Rafael García, the former director of information in Colombia’s Central Intelligence agency, declared before the country’s Supreme Court that the former rightist death squads are infiltrated into government ministries and other state agencies. The ex-official—who was the first to publicly expose the links between the congressmen and the paramilitaries—insisted that, in addition to the congress, these other institutions should also be investigated. García, who is jailed on charges of suppressing the criminal records of drug traffickers and paramilitaries, charged that these groups were operating inside Colombia’s ministries of Interior, Communications, Environment, Agriculture, Foreign Affairs and Transport, the Army and even the attorney general’s office, the agency that is responsible for investigating these criminal links.
As the latest charges against the Colombian president make clear, the ties between Uribe and the paramilitary groups and drug traffickers go back many years. As the US magazine Newsweek revealed in an August 2004 report, the US Central Intelligence Agency uncovered ties between Álvaro Uribe and Pablo Escobar, chief of the Medellín drug cartel, who was killed by security forces in 1993.
The protection given by Álvaro Uribe and other members of his government to the paramilitaries and drug traffickers has gone hand-in-hand with their reliance on these groups to carry out savage repression against the Colombian working class.
Under the Uribe government, nearly 400 trade unionists have been assassinated and 1,300 more have been the subjects of death threats. Less than three percent of these murders have been prosecuted. Uribe, for his part, has exhibited absolute indifference to this right-wing violence, concentrating his efforts on vilifying individuals and judges seeking to get to the bottom of the assassinations.

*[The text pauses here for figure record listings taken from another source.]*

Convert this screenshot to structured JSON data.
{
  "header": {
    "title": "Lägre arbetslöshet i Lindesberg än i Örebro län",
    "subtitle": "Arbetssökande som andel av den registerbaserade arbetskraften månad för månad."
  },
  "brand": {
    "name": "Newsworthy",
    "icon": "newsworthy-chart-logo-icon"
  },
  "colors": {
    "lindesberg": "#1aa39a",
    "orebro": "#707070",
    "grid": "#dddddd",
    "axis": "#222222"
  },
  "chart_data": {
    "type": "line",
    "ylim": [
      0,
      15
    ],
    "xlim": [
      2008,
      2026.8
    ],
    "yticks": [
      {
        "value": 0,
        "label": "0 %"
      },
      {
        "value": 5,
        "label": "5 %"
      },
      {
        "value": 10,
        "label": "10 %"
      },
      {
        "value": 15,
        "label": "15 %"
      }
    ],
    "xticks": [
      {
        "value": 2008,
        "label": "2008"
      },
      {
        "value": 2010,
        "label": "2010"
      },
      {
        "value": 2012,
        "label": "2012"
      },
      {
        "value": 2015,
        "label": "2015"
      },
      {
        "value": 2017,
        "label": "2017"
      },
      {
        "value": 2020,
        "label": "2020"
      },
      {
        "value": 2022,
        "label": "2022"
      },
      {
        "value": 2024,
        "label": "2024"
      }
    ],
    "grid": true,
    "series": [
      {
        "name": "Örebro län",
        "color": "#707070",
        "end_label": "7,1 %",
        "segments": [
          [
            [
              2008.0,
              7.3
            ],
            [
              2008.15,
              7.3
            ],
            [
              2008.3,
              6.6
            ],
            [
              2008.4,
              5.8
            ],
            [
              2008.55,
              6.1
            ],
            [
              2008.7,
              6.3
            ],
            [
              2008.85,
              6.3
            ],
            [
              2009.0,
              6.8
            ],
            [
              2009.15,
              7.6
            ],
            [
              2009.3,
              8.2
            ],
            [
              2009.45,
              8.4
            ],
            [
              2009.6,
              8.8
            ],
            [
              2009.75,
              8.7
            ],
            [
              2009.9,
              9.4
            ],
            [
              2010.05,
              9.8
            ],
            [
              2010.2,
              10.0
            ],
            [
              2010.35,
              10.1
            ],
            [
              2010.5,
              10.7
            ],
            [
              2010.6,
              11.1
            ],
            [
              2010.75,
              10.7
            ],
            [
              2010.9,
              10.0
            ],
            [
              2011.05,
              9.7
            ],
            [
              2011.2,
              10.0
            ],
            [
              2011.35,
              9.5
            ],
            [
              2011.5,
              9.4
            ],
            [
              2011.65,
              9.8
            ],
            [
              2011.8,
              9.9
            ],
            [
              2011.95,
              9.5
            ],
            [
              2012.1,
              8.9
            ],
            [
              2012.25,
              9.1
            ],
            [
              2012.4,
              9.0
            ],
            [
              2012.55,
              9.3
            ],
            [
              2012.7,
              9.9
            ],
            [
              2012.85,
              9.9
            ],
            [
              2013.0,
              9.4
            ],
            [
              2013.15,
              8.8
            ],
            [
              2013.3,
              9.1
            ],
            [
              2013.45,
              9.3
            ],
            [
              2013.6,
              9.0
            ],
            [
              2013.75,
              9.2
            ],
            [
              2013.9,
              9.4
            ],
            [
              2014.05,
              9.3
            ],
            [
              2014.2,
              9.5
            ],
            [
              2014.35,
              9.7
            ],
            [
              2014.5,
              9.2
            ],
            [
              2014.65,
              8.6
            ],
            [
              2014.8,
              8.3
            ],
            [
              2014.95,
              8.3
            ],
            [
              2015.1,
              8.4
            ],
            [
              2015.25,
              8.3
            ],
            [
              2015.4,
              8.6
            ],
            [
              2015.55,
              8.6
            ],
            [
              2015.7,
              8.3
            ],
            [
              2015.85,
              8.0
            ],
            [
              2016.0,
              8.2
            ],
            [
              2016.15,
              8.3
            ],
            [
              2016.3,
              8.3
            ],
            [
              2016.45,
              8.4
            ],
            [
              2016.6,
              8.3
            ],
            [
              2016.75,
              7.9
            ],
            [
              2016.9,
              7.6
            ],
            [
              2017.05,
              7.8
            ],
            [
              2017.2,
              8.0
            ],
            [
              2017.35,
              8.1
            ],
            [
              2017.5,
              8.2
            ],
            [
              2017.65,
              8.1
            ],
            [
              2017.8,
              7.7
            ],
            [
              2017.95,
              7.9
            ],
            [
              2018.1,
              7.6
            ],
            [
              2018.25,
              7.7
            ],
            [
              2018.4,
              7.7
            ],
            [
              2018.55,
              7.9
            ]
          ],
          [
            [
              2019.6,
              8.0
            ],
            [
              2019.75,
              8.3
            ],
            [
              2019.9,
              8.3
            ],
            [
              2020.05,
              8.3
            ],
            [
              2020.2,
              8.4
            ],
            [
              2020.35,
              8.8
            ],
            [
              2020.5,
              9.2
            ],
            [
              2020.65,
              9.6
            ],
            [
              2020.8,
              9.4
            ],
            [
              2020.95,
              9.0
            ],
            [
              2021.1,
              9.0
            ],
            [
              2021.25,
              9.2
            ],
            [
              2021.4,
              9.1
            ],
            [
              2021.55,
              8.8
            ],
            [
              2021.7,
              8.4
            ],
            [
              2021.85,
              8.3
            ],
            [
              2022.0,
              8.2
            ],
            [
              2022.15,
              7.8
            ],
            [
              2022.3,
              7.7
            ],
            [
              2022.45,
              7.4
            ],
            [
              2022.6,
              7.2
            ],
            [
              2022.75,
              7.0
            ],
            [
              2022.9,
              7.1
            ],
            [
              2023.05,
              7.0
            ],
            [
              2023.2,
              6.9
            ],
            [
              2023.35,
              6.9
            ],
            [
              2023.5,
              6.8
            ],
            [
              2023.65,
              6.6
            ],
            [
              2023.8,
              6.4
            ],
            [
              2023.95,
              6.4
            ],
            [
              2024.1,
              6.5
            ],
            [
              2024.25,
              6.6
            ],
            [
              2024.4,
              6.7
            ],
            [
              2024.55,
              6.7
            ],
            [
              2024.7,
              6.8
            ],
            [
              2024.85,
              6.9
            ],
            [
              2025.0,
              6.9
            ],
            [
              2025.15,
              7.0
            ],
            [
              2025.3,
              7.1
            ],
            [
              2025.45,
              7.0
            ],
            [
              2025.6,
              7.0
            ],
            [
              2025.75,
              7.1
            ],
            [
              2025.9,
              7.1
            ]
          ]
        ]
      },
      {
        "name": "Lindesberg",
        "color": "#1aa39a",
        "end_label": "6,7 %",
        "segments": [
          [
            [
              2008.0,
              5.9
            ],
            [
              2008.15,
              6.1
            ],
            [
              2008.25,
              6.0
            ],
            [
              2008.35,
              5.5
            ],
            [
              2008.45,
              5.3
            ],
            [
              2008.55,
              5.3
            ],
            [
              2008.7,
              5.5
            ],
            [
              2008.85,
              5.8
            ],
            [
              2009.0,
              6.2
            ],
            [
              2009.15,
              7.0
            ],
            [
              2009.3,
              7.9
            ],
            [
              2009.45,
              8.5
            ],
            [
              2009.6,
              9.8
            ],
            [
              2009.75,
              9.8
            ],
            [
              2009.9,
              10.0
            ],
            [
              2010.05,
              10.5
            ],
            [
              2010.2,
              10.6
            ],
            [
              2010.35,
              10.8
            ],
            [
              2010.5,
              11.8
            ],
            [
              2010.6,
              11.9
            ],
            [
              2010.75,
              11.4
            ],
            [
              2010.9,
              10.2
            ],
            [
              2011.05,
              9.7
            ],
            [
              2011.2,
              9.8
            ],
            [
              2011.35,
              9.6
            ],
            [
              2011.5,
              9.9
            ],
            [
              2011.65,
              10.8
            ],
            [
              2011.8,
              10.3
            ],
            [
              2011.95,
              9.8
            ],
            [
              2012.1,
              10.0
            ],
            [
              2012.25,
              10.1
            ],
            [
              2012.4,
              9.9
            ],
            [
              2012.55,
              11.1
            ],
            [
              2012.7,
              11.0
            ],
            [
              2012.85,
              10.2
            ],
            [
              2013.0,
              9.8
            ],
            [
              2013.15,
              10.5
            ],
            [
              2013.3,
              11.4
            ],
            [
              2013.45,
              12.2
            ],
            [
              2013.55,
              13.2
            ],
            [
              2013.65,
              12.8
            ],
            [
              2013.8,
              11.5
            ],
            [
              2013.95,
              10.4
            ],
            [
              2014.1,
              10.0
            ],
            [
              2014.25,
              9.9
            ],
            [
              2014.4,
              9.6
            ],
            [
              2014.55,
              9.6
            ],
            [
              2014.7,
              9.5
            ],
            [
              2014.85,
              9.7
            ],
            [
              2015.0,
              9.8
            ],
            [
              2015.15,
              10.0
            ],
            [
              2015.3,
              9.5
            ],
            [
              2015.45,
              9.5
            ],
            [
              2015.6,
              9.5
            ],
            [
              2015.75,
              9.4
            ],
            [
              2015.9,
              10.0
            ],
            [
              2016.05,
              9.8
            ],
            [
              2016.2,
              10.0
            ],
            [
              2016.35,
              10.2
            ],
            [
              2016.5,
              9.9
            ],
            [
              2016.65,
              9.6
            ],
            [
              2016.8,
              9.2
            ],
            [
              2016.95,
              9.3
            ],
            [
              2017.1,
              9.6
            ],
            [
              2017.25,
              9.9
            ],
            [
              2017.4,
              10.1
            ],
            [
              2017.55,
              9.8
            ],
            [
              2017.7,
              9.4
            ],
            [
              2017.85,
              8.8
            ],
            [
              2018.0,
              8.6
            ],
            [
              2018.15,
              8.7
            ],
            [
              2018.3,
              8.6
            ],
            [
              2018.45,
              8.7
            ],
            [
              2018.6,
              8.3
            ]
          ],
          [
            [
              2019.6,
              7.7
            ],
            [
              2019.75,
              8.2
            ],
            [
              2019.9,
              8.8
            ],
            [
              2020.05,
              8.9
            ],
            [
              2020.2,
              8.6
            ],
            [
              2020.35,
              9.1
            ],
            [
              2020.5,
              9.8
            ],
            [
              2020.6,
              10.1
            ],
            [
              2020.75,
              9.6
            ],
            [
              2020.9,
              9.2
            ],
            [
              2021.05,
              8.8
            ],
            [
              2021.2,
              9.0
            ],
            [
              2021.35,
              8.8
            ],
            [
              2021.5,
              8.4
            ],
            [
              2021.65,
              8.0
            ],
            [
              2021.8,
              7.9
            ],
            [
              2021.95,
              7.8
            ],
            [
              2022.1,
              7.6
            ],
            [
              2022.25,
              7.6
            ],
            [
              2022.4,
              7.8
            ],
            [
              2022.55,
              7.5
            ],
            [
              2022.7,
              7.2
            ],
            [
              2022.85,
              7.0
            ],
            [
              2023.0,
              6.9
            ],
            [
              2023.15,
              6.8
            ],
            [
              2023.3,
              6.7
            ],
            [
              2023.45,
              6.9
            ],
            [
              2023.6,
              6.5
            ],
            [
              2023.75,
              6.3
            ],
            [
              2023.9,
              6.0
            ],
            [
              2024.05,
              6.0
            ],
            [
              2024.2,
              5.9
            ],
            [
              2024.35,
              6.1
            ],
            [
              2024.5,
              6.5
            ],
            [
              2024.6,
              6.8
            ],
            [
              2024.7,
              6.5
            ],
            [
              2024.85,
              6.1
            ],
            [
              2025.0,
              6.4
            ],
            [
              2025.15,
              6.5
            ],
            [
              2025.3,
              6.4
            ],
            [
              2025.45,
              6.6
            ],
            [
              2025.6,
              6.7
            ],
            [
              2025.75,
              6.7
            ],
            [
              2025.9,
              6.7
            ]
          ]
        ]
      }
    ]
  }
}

The ever widening exposure of the criminality of the Uribe regime takes place in the context of President George W. Bush’s public campaign to shame the Democratic-led Congress into approving a free trade agreement with Colombia.
In his weekly radio address last Saturday, Bush praised Uribe as “a steadfast ally of the United States,” who has “transformed his country from a near-failed state to a stable democracy” and “partnered with America in the fight against drugs and terror.”
In reality, the prosecution and jailing of one Uribe ally after another, together with the investigation of the Colombian president himself, exposes the US-backed regime in Bogota as a criminal enterprise guilty of rampant state terror. These are precisely the qualities that make it an ideal partner in Washington’s “global war on terrorism.”